Changes in technology trends and thermal design

     In recent years, "miniaturization", "high functionality", and "design flexibility" have become the development trend of semiconductor component technology. What we need to consider here is how these trends in semiconductor components will affect thermal and thermal design.  

     "miniaturization"  

     The demand for miniaturization of products has promoted the miniaturization of ICs, mounting circuit boards, and other capacitors. In the process of miniaturization of semiconductor components, for example, IC chips packaged in larger through-hole packages such as TO-220 are not currently packaged in much smaller surface mount packages. Rare.

     Moreover, some methods to improve integration have been adopted. For example, the IC chips mounted in the same package are adjusted to two to double them, or the integration level is increased by putting in chips equivalent to two chips, thereby increasing the functions per unit area (functional area ratio).  

     The miniaturization and high integration of such components will increase the heat generation. Examples are shown below. The thermal image on the left is an example of package miniaturization, which is a comparative example of a 20×20×20mm package and a 10×10×10mm package with the same power consumption. Obviously, the red color that indicates high temperature is more concentrated in the smaller package, that is, the heat is greater. On the right is an example of high integration. When comparing products with one chip and two chips in the same size package, you can clearly see that the temperature difference is also very obvious.

     High-density mounting reduces the effective heat dissipation range of surface mount devices that dissipate heat to the circuit board, and the heat generation increases. If the ambient temperature in the shell is higher, the amount of heat that can be dissipated will be reduced. From the results, although the original high temperature was only around the heating components, the entire circuit board is now in a high temperature state. This even leads to an increase in the temperature of components that generate less heat.  

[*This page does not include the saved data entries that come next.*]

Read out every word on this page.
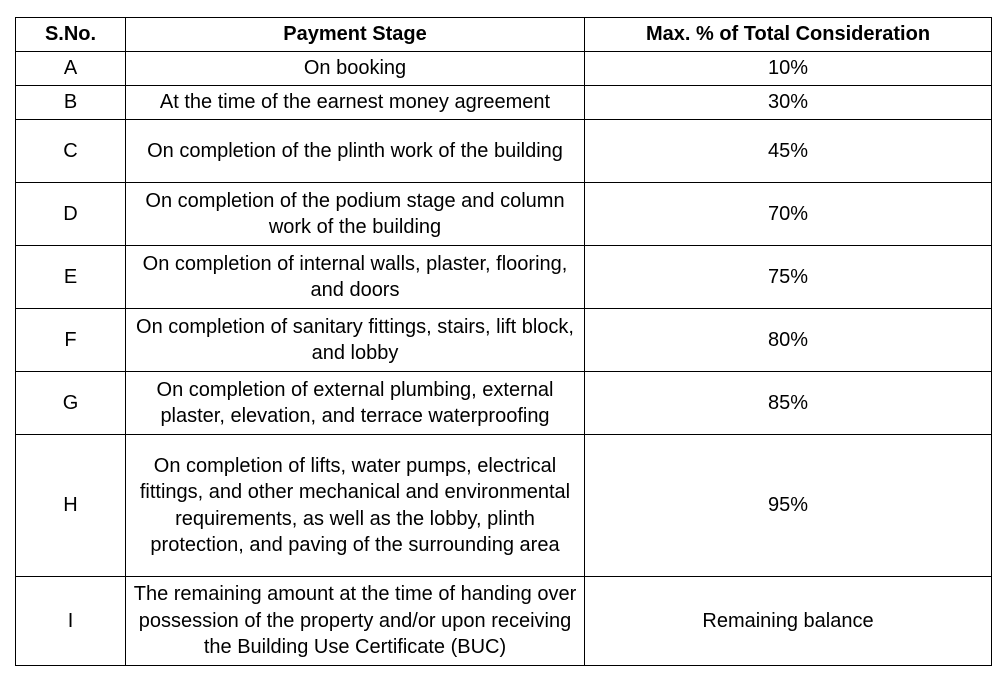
S.No.	Payment Stage	Max. % of Total Consideration
A	On booking	10%
B	At the time of the earnest money agreement	30%
C	On completion of the plinth work of the building	45%
D	On completion of the podium stage and column work of the building	70%
E	On completion of internal walls, plaster, flooring, and doors	75%
F	On completion of sanitary fittings, stairs, lift block, and lobby	80%
G	On completion of external plumbing, external plaster, elevation, and terrace waterproofing	85%
H	On completion of lifts, water pumps, electrical fittings, and other mechanical and environmental requirements, as well as the lobby, plinth protection, and paving of the surrounding area	95%
I	The remaining amount at the time of handing over possession of the property and/or upon receiving the Building Use Certificate (BUC)	Remaining balance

     To improve the function of the equipment, it is necessary to increase the components, or use a larger integrated IC with higher capability, and also need to increase the data processing speed, increase the frequency of the signal, and so on. These methods have led to an increasing trend of power consumption, which ultimately leads to an increase in heat generation. In addition, in order to suppress noise radiation when dealing with high frequencies, shielding is required in many cases. Since heat is accumulated in the shielding layer, the temperature conditions of the components in the shielding layer become worse. Moreover, it is difficult to increase the size of the device for the reason of improving the function, so it becomes the above-mentioned high-density state, which causes the temperature in the housing to rise.  

      "Design Flexibility"  

      In order to make products unique or to reflect aesthetics, more and more products begin to attach importance to design, and even give priority to design flexibility. The disadvantage is that the housing has a high temperature due to excessive high-density installation and inability to dissipate heat reasonably. In short, holding a portable device in your hand will feel very hot. In order to improve the design flexibility of components, that is, the degree of freedom of appearance, as described above, small or flat products can be used, but there are not a few products that give more priority to design flexibility.  

      The problem is not just the increase in heat generation and difficulty in heat dissipation  

      As mentioned above, due to the changes in the three technological development trends of "miniaturization", "high functionality", and "design flexibility", the heat generation has increased, and accordingly, heat dissipation has become more difficult. Therefore, thermal design faces more stringent conditions and requirements. It is true that this is a very big problem, but at the same time there is another problem that we need to consider.  

      In most cases, the company's equipment design has set evaluation standards for thermal design. If the evaluation standard is relatively old, and the recent technological development trend is not taken into account and revised again, then the evaluation standard itself has problems. If such considerations are not made, and the design is based on evaluation criteria that does not take into account the status quo, very serious problems may occur.  

      In order to respond to changes in technological development trends, the evaluation criteria for thermal design need to be revised.